Na crôa que se forma, o dom de cultivar esperanças.

Chegamos à tempo de pegar a balsa das 9hrs, que faz o trajeto Cabedelo-Costinha. À nossa frente, aguardava ela chegar, um feirante com seu carro cheio de bananas. Compramos logo uma penca, por R$ 3,00. Nós e um monte de gente que esperava a balsa chegar, fazendo sua alegria. Chegando à Lucena, nos dirigimos até a praia de Fagundes, uns 18 KM do ponto de atracação da balsa, e entramos no acesso à barraca do Geraldo, uma das melhores daquele trecho de praia, para dali contemplar a Crôa se formando. 
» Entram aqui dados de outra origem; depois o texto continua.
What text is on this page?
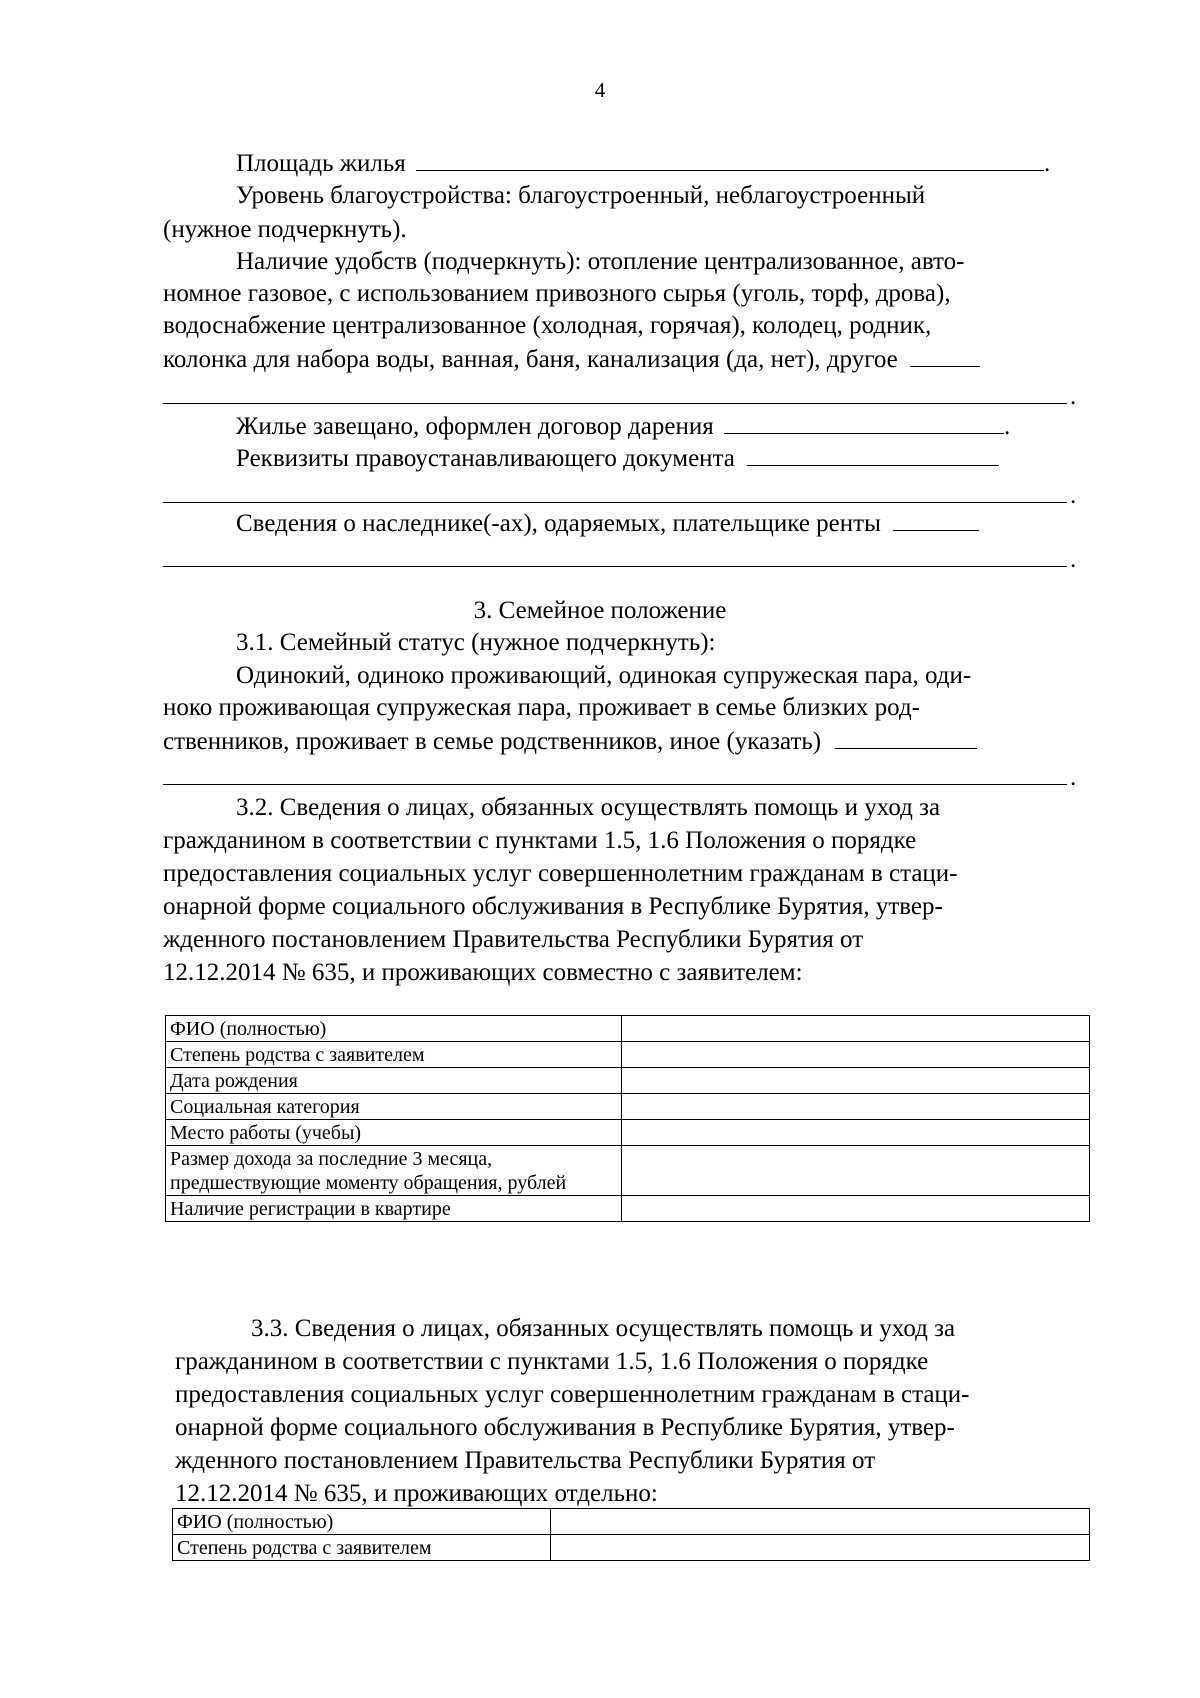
4
Площадь жилья	.
Уровень благоустройства: благоустроенный, неблагоустроенный
(нужное подчеркнуть).
Наличие удобств (подчеркнуть): отопление централизованное, авто-
номное газовое, с использованием привозного сырья (уголь, торф, дрова),
водоснабжение централизованное (холодная, горячая), колодец, родник,
колонка для набора воды, ванная, баня, канализация (да, нет), другое
.
Жилье завещано, оформлен договор дарения	.
Реквизиты правоустанавливающего документа
.
Сведения о наследнике(-ах), одаряемых, плательщике ренты
.
3. Семейное положение
3.1. Семейный статус (нужное подчеркнуть):
Одинокий, одиноко проживающий, одинокая супружеская пара, оди-
ноко проживающая супружеская пара, проживает в семье близких род-
ственников, проживает в семье родственников, иное (указать)
.
3.2. Сведения о лицах, обязанных осуществлять помощь и уход за
гражданином в соответствии с пунктами 1.5, 1.6 Положения о порядке
предоставления социальных услуг совершеннолетним гражданам в стаци-
онарной форме социального обслуживания в Республике Бурятия, утвер-
жденного постановлением Правительства Республики Бурятия от
12.12.2014 № 635, и проживающих совместно с заявителем:
ФИО (полностью)	
Степень родства с заявителем	
Дата рождения	
Социальная категория	
Место работы (учебы)	
Размер дохода за последние 3 месяца, предшествующие моменту обращения, рублей	
Наличие регистрации в квартире	
3.3. Сведения о лицах, обязанных осуществлять помощь и уход за
гражданином в соответствии с пунктами 1.5, 1.6 Положения о порядке
предоставления социальных услуг совершеннолетним гражданам в стаци-
онарной форме социального обслуживания в Республике Бурятия, утвер-
жденного постановлением Правительства Республики Бурятия от
12.12.2014 № 635, и проживающих отдельно:
ФИО (полностью)	
Степень родства с заявителем	
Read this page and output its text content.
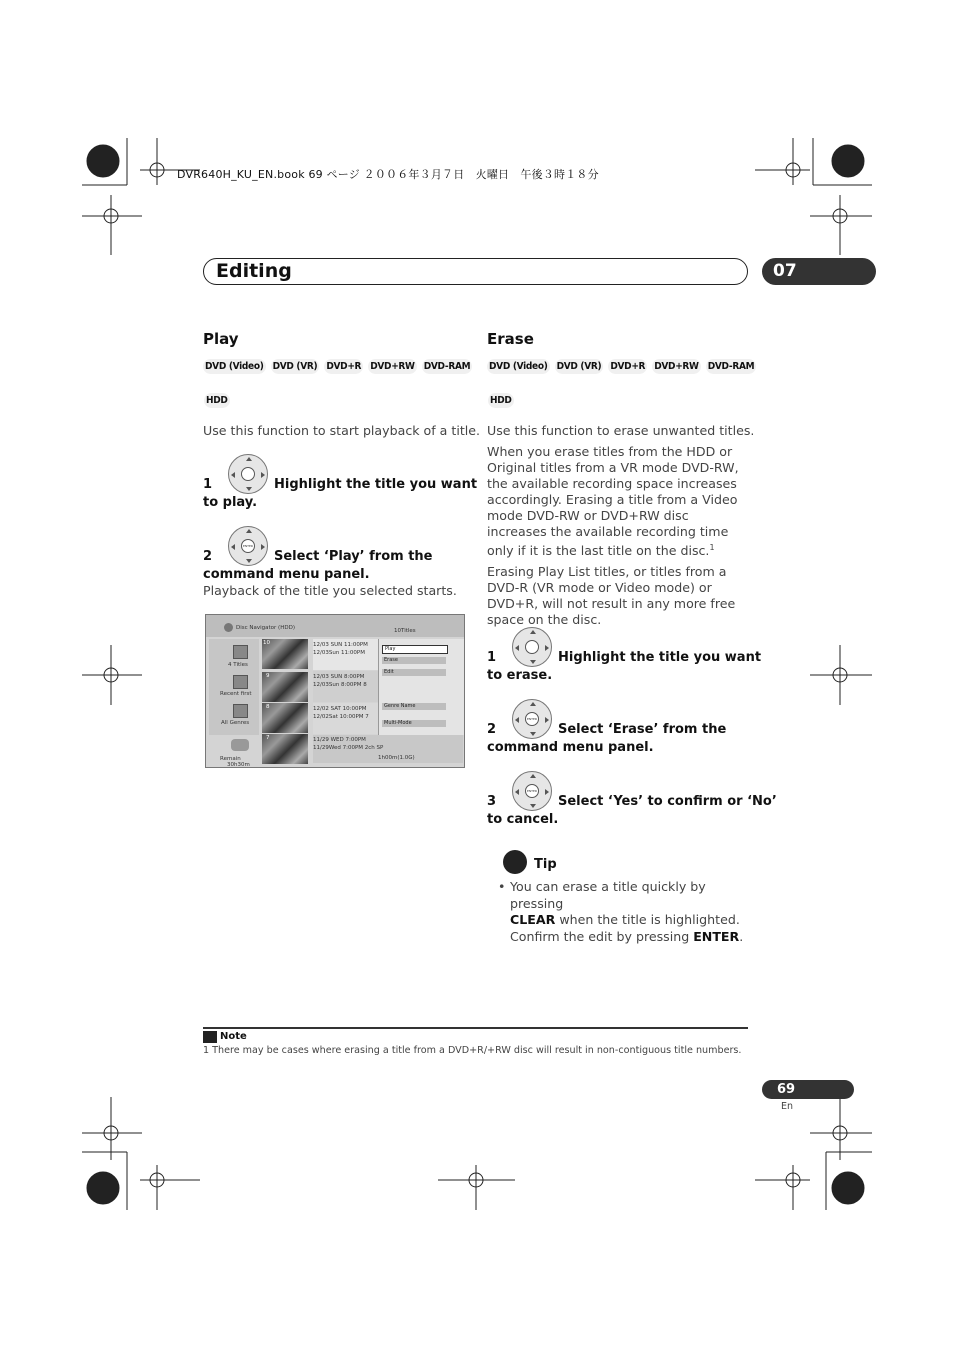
DVR640H_KU_EN.book 69 ページ ２００６年３月７日　火曜日　午後３時１８分
Editing	07
Play
DVD (Video) DVD (VR) DVD+R DVD+RW DVD-RAM
HDD
Use this function to start playback of a title.
1	Highlight the title you want
to play.
2
ENTER
Select ‘Play’ from the
command menu panel.
Playback of the title you selected starts.
Disc Navigator (HDD)	10Titles
4 Titles
Recent first
All Genres
Remain
30h30m
10
9
8
7
12/03 SUN 11:00PM
12/03Sun 11:00PM
12/03 SUN 8:00PM
12/03Sun 8:00PM 8
12/02 SAT 10:00PM
12/02Sat 10:00PM 7
11/29 WED 7:00PM
11/29Wed 7:00PM 2ch SP
1h00m(1.0G)
Play
Erase
Edit
Genre Name
Multi-Mode
Erase
DVD (Video) DVD (VR) DVD+R DVD+RW DVD-RAM
HDD
Use this function to erase unwanted titles.
When you erase titles from the HDD or Original titles from a VR mode DVD-RW, the available recording space increases accordingly. Erasing a title from a Video mode DVD-RW or DVD+RW disc increases the available recording time only if it is the last title on the disc.$^1$
Erasing Play List titles, or titles from a DVD-R (VR mode or Video mode) or DVD+R, will not result in any more free space on the disc.
1	Highlight the title you want
to erase.
2
ENTER
Select ‘Erase’ from the
command menu panel.
3
ENTER
Select ‘Yes’ to confirm or ‘No’
to cancel.
Tip
• You can erase a title quickly by pressing
CLEAR when the title is highlighted.
Confirm the edit by pressing ENTER.
Note
1 There may be cases where erasing a title from a DVD+R/+RW disc will result in non-contiguous title numbers.
69
En
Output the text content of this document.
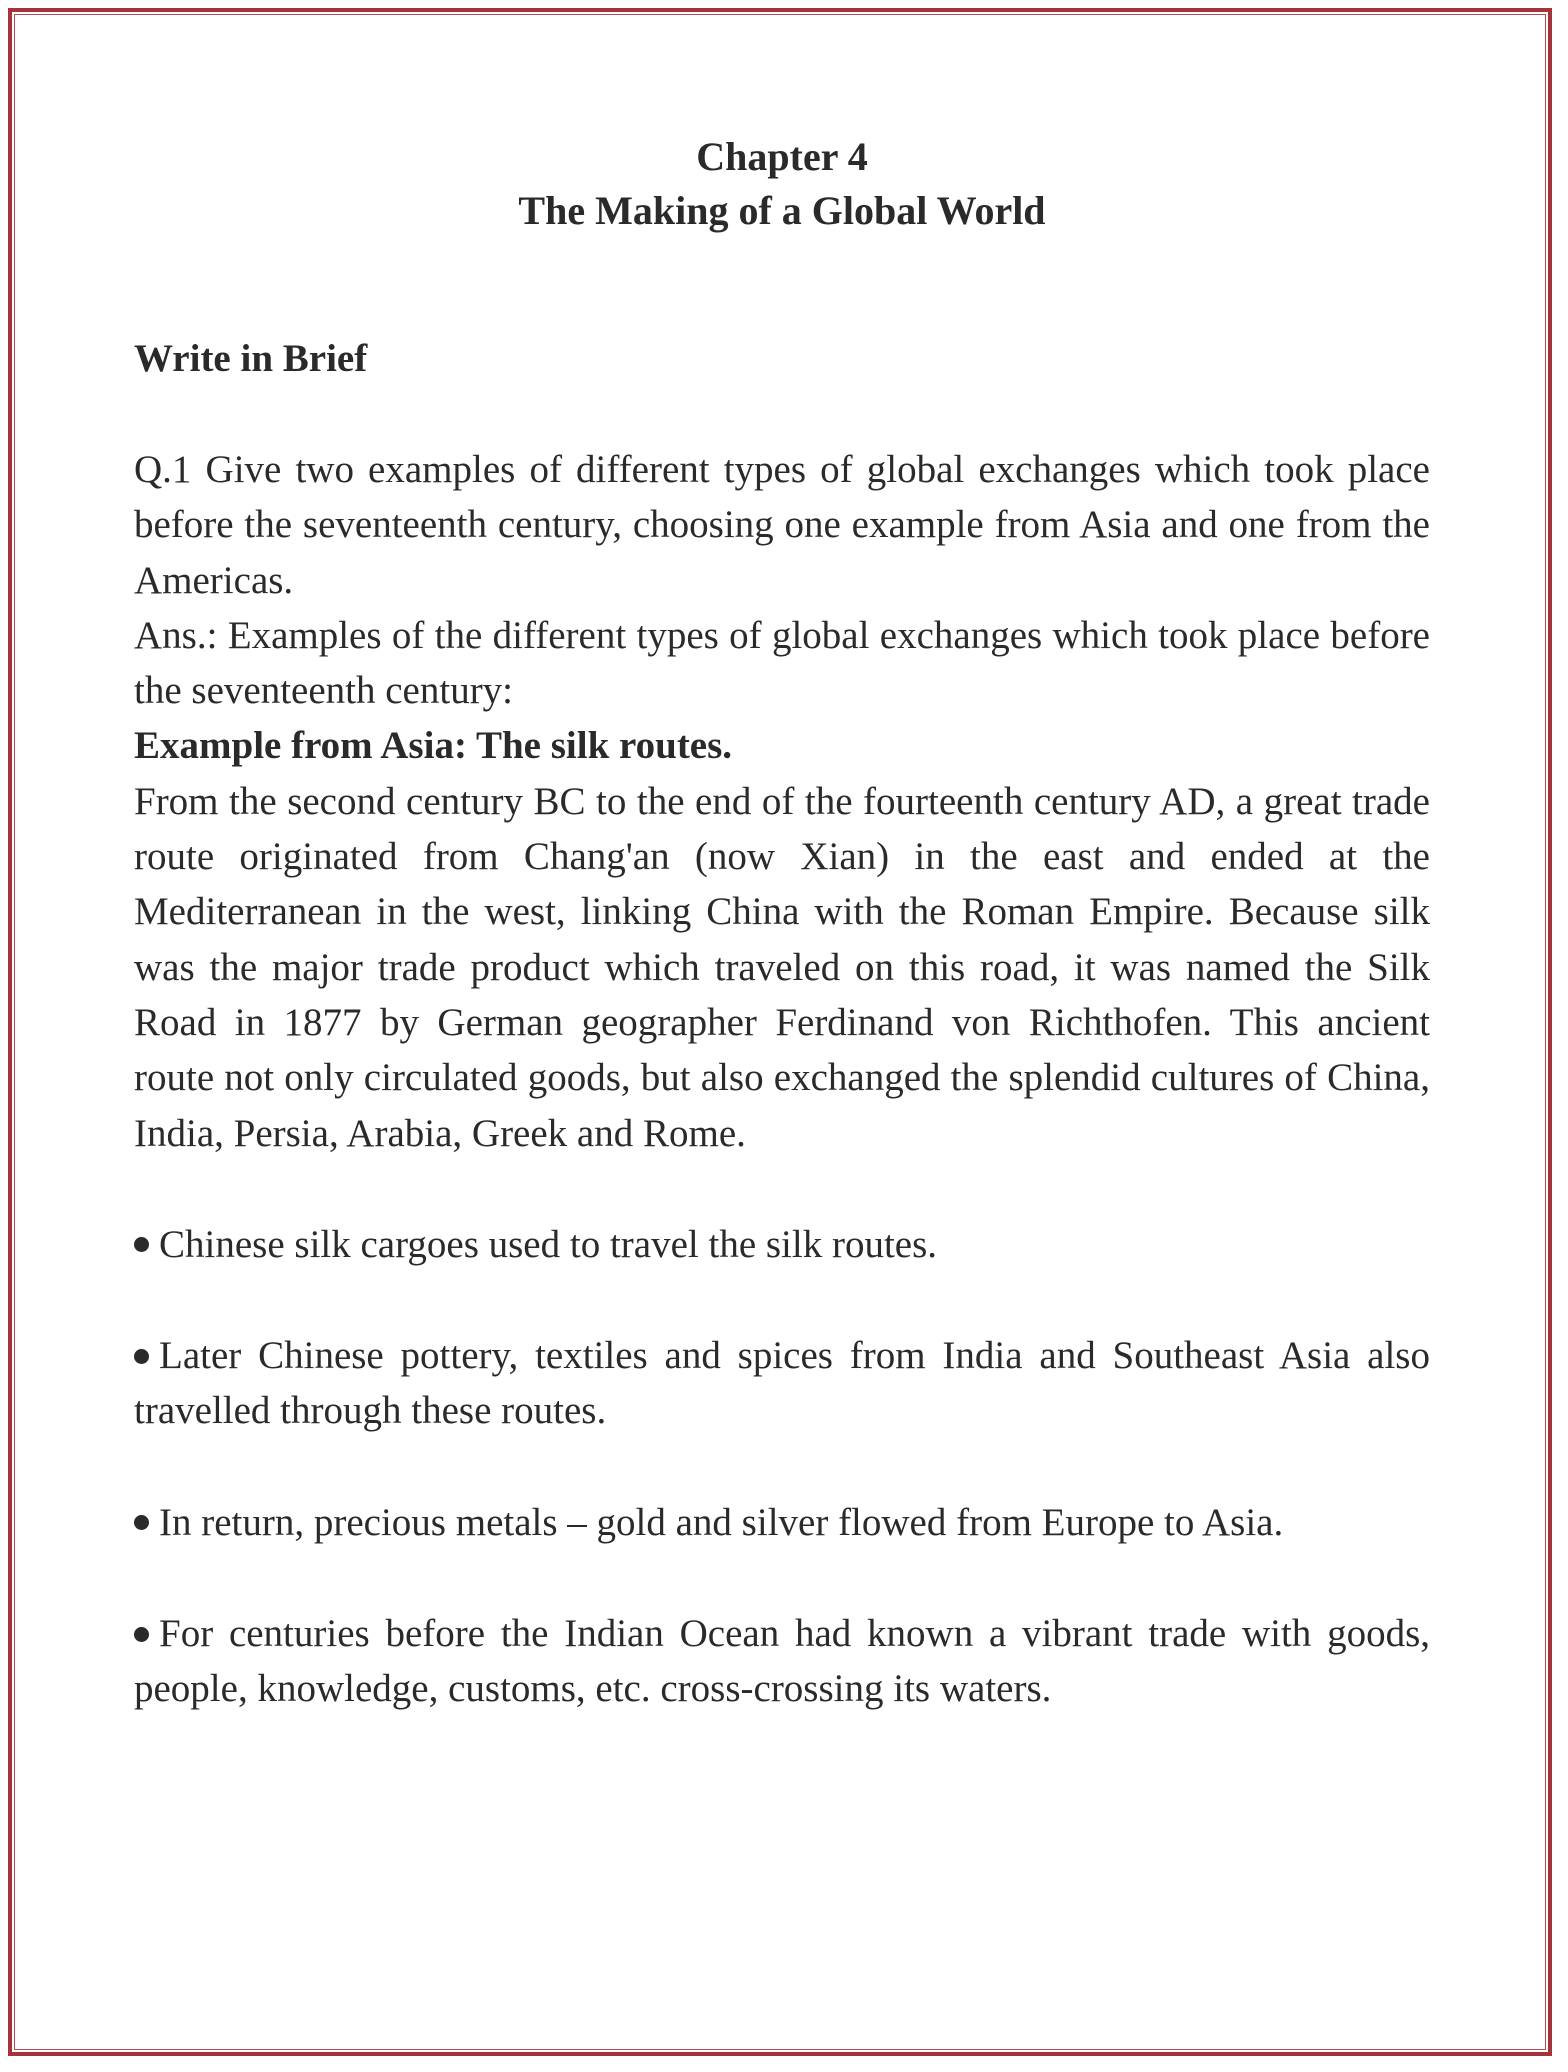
Chapter 4
The Making of a Global World
Write in Brief

Q.1 Give two examples of different types of global exchanges which took place before the seventeenth century, choosing one example from Asia and one from the Americas.

Ans.: Examples of the different types of global exchanges which took place before the seventeenth century:

Example from Asia: The silk routes.

From the second century BC to the end of the fourteenth century AD, a great trade route originated from Chang'an (now Xian) in the east and ended at the Mediterranean in the west, linking China with the Roman Empire. Because silk was the major trade product which traveled on this road, it was named the Silk Road in 1877 by German geographer Ferdinand von Richthofen. This ancient route not only circulated goods, but also exchanged the splendid cultures of China, India, Persia, Arabia, Greek and Rome.

Chinese silk cargoes used to travel the silk routes.

Later Chinese pottery, textiles and spices from India and Southeast Asia also travelled through these routes.

In return, precious metals – gold and silver flowed from Europe to Asia.

For centuries before the Indian Ocean had known a vibrant trade with goods, people, knowledge, customs, etc. cross-crossing its waters.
Caminhar sobre a "crôa" da Pontinha de Lucena é um fenômeno da natureza imperdível (Veja foto aérea). Uma Crôa é um banco de areia que só se forma na maré vazante. E, a maré estava vazando. Enturmamos o JG com as crianças do bar, que estava vazio, assim como a praia, eram os netos do Geraldo e deixamos JG sob os cuidados de Dona Celina. Então, após esperarmos uma hora a maré baixar, caminhamos uns 500 metros até aquela formação. O mar ainda lavava a crôa, fato percebido pelas ondinhas que formavam em toda a extensão. Pássaros davam rasantes, fazendo a festa com os peixinhos que ficavam mais desprotegidos. Naquele local, a Crôa se projeta da praia até mar adentro, e é facilmente acessada de pé. Veja a foto. Diferente da mais famosa Crôa da Paraíba, chamada de Areia Vermelha. Terror dos navegantes, delícia dos banhantes, esse tipo de formação nos dá acesso à uma praia que fica encoberta pelo menos 18 horas todos os dias, com areia bem limpinha, cheia de conchinhas e a sensação de provisoriedade e mudança da vida, já que em poucas horas aquilo tudo estará coberto novamente pelo mar. Essa crôa é acessada da praia, sem precisar de barco. Quando nela chegamos, por ser dia de semana, fevereiro e período escolar, a praia era só nossa. Com raros catadores de conchinhas, para artesanato, e alguns pescadores indo buscar suas redes. Ali, sentando naquela primeira ilha, o silêncio era quase espiritual, quebrado apenas pelo som das ondas e suspiros do vento, enamorado pelas folhas dos coqueiros que avistava à frente. 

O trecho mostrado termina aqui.